The nuclear quadrupole coupling constant is a parameter that quantifies the interaction between the electric quadrupole moment of an atomic nucleus and the electric field gradient surrounding it. It is expressed in frequency units (typically kilohertz to megahertz, depending on the nucleus) and determines important spectroscopic properties of nuclei with non-spherical charge distributions.
In more detail
This constant is relevant only for nuclei with nuclear spin quantum number I greater than 1/2, which possess a non-spherical nuclear charge distribution. The coupling constant depends on both the nuclear quadrupole moment Q and the electric field gradient (EFG) created by electrons and neighboring atoms. It is crucial in nuclear quadrupole resonance (NQR) spectroscopy and significantly affects NMR line widths and splittings, providing detailed information about the electronic environment and chemical bonding around the nucleus. The magnitude of the coupling reveals the asymmetry of the charge distribution surrounding the nucleus. Because the size of the quadrupole moment varies enormously between nuclei, coupling constants span a wide range: deuterium (2H) has an unusually small quadrupole moment and correspondingly small coupling constants (tens to hundreds of kilohertz), whereas nuclei such as 35Cl or 14N typically show coupling constants of several to over a hundred megahertz.
Key facts
| Field | Physical Chemistry |
|---|---|
| Applies to | Nuclei with nuclear spin I > 1/2 |
| Common units | Kilohertz to megahertz (kHz-MHz) |
| Mathematical expression | χ = e2qQ/h (chi equals e squared q Q over h) |
Deuterium (2H, I = 1) has a comparatively small nuclear quadrupole coupling constant; in solid D2O (ice), the deuteron quadrupole coupling constant is approximately 213 kHz, corresponding to an 2H NQR transition frequency of roughly 160 kHz, reflecting the quadrupole interaction in that molecular environment.

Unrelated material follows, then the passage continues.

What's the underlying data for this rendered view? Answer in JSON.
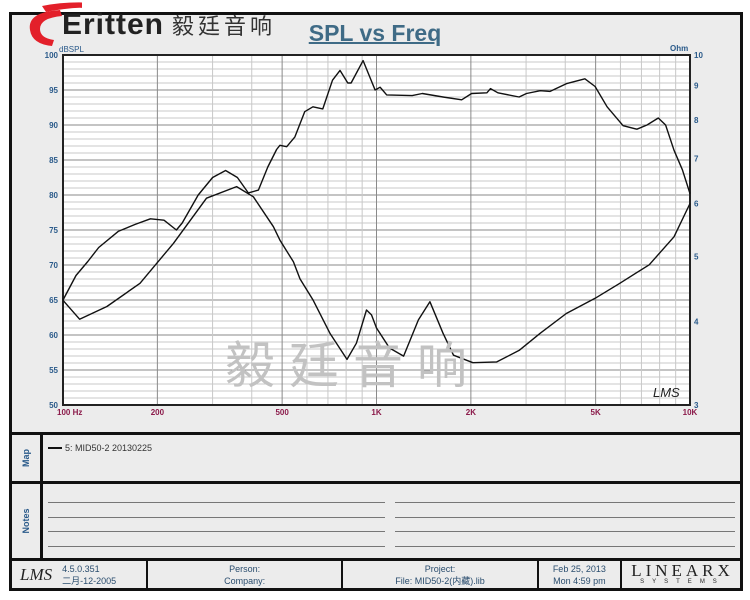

Frequently asked questions
Why is the nuclear quadrupole coupling constant important in spectroscopy?
It determines spectroscopic properties such as line widths and signal splitting in both NQR and NMR spectroscopy, making it essential for identifying and characterizing nuclear magnetic environments.
Does every nucleus have a quadrupole coupling constant?
No; only nuclei with spin I > 1/2 (non-spherical charge distribution) exhibit quadrupole coupling. Spin-1/2 nuclei like 1H and 13C, and spin-0 nuclei, do not have quadrupole moments and thus no quadrupole coupling.